In early afternoon trade, the mining giant's shares are up 1% to $94.19.
What's driving the Rio Tinto share price higher?
Investors have been bidding the Rio Tinto share price higher today despite iron ore prices ending the week with another decline.
According to CommSec, iron ore futures fell by US$1.89 or 1.8% to US$103.07 a tonne on Friday. This means that the price of the steel making ingredient lost US$10.69 or 9.4% of its value over the week.
Offsetting this has been a largely positive reaction from brokers to the miner's second quarter update at the end of last week.
What are brokers saying?
While consensus earnings estimates have been trimmed, the majority of the major brokers have reaffirmed their buy ratings.

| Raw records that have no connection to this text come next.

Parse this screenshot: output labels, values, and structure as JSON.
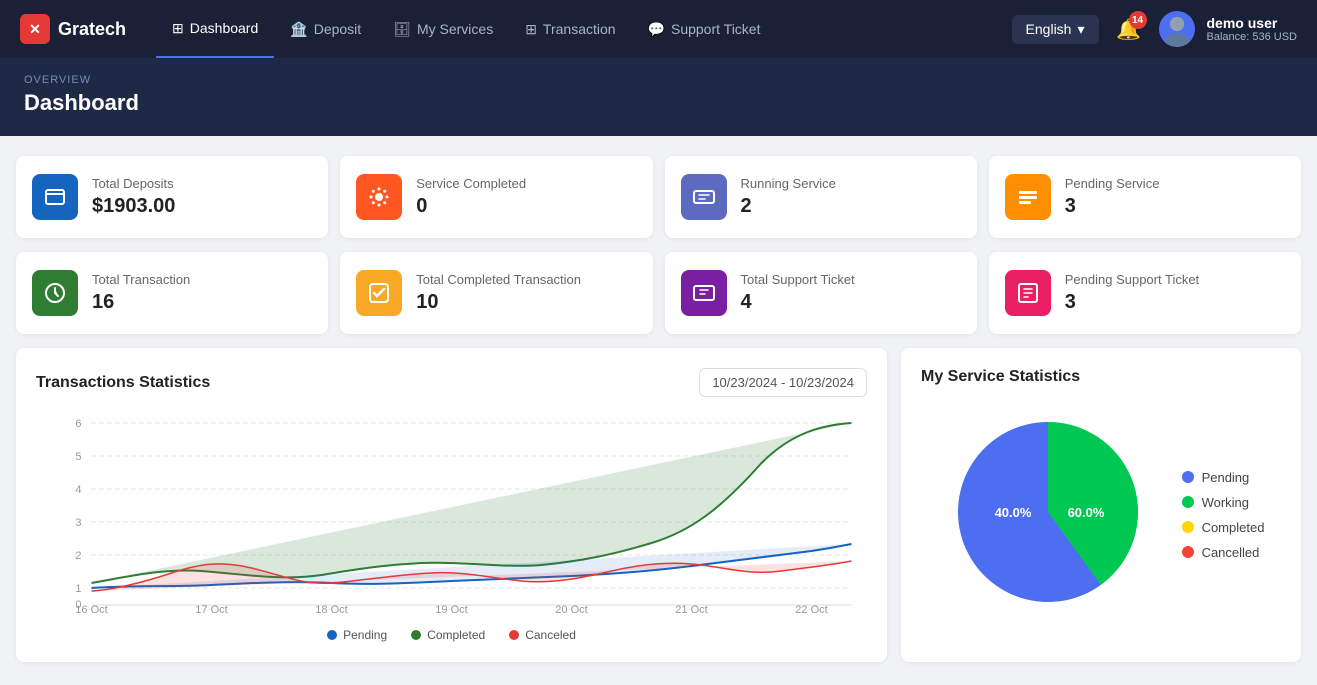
{
  "brand": {
    "name": "Gratech",
    "icon_text": "X"
  },
  "nav": {
    "links": [
      {
        "label": "Dashboard",
        "icon": "⊞",
        "active": true
      },
      {
        "label": "Deposit",
        "icon": "🏦",
        "active": false
      },
      {
        "label": "My Services",
        "icon": "🗄",
        "active": false
      },
      {
        "label": "Transaction",
        "icon": "⊞",
        "active": false
      },
      {
        "label": "Support Ticket",
        "icon": "💬",
        "active": false
      }
    ],
    "language": "English",
    "notif_count": "14",
    "user_name": "demo user",
    "user_balance": "Balance: 536 USD"
  },
  "header": {
    "breadcrumb": "OVERVIEW",
    "title": "Dashboard"
  },
  "stat_cards_row1": [
    {
      "label": "Total Deposits",
      "value": "$1903.00",
      "icon": "📋",
      "icon_class": "icon-blue"
    },
    {
      "label": "Service Completed",
      "value": "0",
      "icon": "⚙",
      "icon_class": "icon-red-light"
    },
    {
      "label": "Running Service",
      "value": "2",
      "icon": "🗂",
      "icon_class": "icon-indigo"
    },
    {
      "label": "Pending Service",
      "value": "3",
      "icon": "📤",
      "icon_class": "icon-orange"
    }
  ],
  "stat_cards_row2": [
    {
      "label": "Total Transaction",
      "value": "16",
      "icon": "📎",
      "icon_class": "icon-green"
    },
    {
      "label": "Total Completed Transaction",
      "value": "10",
      "icon": "↔",
      "icon_class": "icon-yellow"
    },
    {
      "label": "Total Support Ticket",
      "value": "4",
      "icon": "🎫",
      "icon_class": "icon-purple"
    },
    {
      "label": "Pending Support Ticket",
      "value": "3",
      "icon": "[ ]",
      "icon_class": "icon-pink"
    }
  ],
  "transactions_chart": {
    "title": "Transactions Statistics",
    "date_range": "10/23/2024 - 10/23/2024",
    "legend": [
      {
        "label": "Pending",
        "color": "#1565c0"
      },
      {
        "label": "Completed",
        "color": "#2e7d32"
      },
      {
        "label": "Canceled",
        "color": "#e53935"
      }
    ],
    "x_labels": [
      "16 Oct",
      "17 Oct",
      "18 Oct",
      "19 Oct",
      "20 Oct",
      "21 Oct",
      "22 Oct"
    ],
    "y_labels": [
      "0",
      "1",
      "2",
      "3",
      "4",
      "5",
      "6"
    ]
  },
  "service_chart": {
    "title": "My Service Statistics",
    "legend": [
      {
        "label": "Pending",
        "color": "#4e6ef2"
      },
      {
        "label": "Working",
        "color": "#00c853"
      },
      {
        "label": "Completed",
        "color": "#ffd600"
      },
      {
        "label": "Cancelled",
        "color": "#f44336"
      }
    ],
    "slices": [
      {
        "label": "Working",
        "percent": 40.0,
        "color": "#00c853"
      },
      {
        "label": "Pending",
        "percent": 60.0,
        "color": "#4e6ef2"
      }
    ]
  }
}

For example, Citi has maintained its buy rating with a $120.00 price target, Goldman Sachs has held firm with its buy rating with a $124.10 price target, Macquarie has kept its outperform rating with a $120.00 price target, and Morgans has upgraded its shares to an add rating with a $113.00 price target.
In respect to the latter, Morgans is recommending "opportunistic accumulation on weakness."

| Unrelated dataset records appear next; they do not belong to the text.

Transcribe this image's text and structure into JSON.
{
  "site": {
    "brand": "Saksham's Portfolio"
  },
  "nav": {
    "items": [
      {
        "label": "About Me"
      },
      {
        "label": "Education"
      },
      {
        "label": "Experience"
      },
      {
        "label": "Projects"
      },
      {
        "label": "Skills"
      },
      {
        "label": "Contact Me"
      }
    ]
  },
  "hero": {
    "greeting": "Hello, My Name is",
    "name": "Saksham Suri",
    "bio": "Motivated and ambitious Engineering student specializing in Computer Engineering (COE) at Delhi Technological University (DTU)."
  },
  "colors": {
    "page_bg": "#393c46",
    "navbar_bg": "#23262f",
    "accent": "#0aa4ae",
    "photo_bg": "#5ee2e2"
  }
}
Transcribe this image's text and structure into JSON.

Its analysts acknowledge that Rio Tinto is facing some major near term headwinds. However, it expects these to ease later in the year, making now the time to pounce.
Morgans explained:
Lower metal prices and cost pressures are powerful headwinds, but we see a better outlook for metals by late 2022 and heading into 2023 as Chinese growth starts to stabilise and recover. A short-term downgrade cycle for commodity forecasts could weigh on the stock in the meantime, but we would view this as presenting a longer-term opportunity given the resilience of strong cash flow.
RIO's flagship iron ore division is feeling pressure at both ends, with benchmark prices falling and costs continuing to rise. Still, it should see a better relative performance in the second half from increasing Gudai-Darri volumes and is still likely to generate substantial FCF and a healthy dividend.